# Sony Bravia 40inch - Line across screen ?



## The Gooner (26 Jan 2009)

I purchased a Sony Bravia 40" LCD in Oct 2007 - I had a 12 month warranty from the shop - but in the last week we have noticed a continuous line going across the screen approx 1/4 way down from the top. 

Anyone else have any similar issues with the Sony Bravia's ?

What was the outcome ?
Thanks.


----------



## dinjoecurry (27 Jan 2009)

not with a Sony but had this problem and was told by the retailer that it was not economic to repair as a new LCD display panel was needed


----------



## Smashbox (28 Jan 2009)

Could this be a burn or ghosting on the TV? Like if you pause something eg. a DVD for an extended period of time, the screen can be burnt.

It may also be the driver electronics for a certain digitally addressed screen line burnt out.


----------



## Tomodinhio (29 Jan 2009)

had the same problem, tv is pretty much usless for anything and is currently sitting in a recyling center waiting to be turned into poo roll.


----------



## iggy (29 Jan 2009)

Hi The Gooner,
Get the model number off the back of your tv and search in here ( quick search in top right corner), most LCDs are usually uneconomical to repair.
Buy with the guarantee in mind rather than brand names.


----------



## Tetrarch (6 Feb 2009)

Gooner,
The manufacturer warranty is probably for one year but this is in addition to your statutory rights which entitles you to two years from the retailer.


----------



## The Gooner (10 Feb 2009)

Thanks - my problem is that the shop I purchased it from (Kielys in Limerick) went into liquidation last summer.

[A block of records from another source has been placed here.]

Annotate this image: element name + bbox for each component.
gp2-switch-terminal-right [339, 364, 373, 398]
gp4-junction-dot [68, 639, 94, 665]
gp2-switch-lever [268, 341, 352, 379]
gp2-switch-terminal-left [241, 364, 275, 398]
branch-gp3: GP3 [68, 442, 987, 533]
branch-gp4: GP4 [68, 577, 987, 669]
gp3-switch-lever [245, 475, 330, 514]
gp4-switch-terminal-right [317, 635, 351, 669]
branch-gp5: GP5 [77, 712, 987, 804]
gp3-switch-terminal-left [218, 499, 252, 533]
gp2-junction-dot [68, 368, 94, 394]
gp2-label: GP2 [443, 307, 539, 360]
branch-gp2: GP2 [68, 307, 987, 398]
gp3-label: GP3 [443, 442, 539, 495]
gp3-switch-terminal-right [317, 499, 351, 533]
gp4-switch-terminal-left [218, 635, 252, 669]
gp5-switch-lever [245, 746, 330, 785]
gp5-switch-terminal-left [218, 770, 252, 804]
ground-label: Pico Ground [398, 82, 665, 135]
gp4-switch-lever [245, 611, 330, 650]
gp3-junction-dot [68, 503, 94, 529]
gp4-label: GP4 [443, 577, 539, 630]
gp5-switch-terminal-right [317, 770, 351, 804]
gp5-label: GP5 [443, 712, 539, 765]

How do I go about enforcing the 2 year rule in that situation - contact Sony directly perhaps ?


----------



## Smashbox (10 Feb 2009)

Defiantly worth a try, my friend had a problem with her PSP and Sony were very accommodating.


----------



## The Gooner (11 Feb 2009)

Well - I tried. Called Sony Customer Service, spoke to very friendly rep - UK based - who knew nothing about 2 year warranties in Ireland etc - so he kicked to touch by giving me a complaint ref number and an address for Sony UK to write to. I posted a "package" of backup data 2 hrs ago - lets see what happens. Appreciate the feedback from all.


----------



## Smashbox (11 Feb 2009)

Good luck Gooner, hope you get some luck outta them.


----------



## dinjoecurry (12 Feb 2009)

do Sony have any office in Ireland if so you could try small claims court route and costs very little


----------



## The Gooner (24 Feb 2009)

Well - I got my response from Sony UK yesterday. No Joy I'm afarid - they claim that the 2 year warranty that is law in Ireland applies to the Retailer - not the manufacturer - as as my retailer was Kielys in Limerick - which went into liquidation in June 2008, looks like the small claims court is the next step for me.


----------



## extopia (24 Feb 2009)

Well... who exactly are you going to take to the small claims court?


----------



## dinjoecurry (24 Feb 2009)

Sony Ireland I would suggest as manufacturers of the product I think Sony Ireland were/are owned by Sony.
If Sony have no office here buying Sony products could be very risky as there is no backup to the dealer in Ireland


----------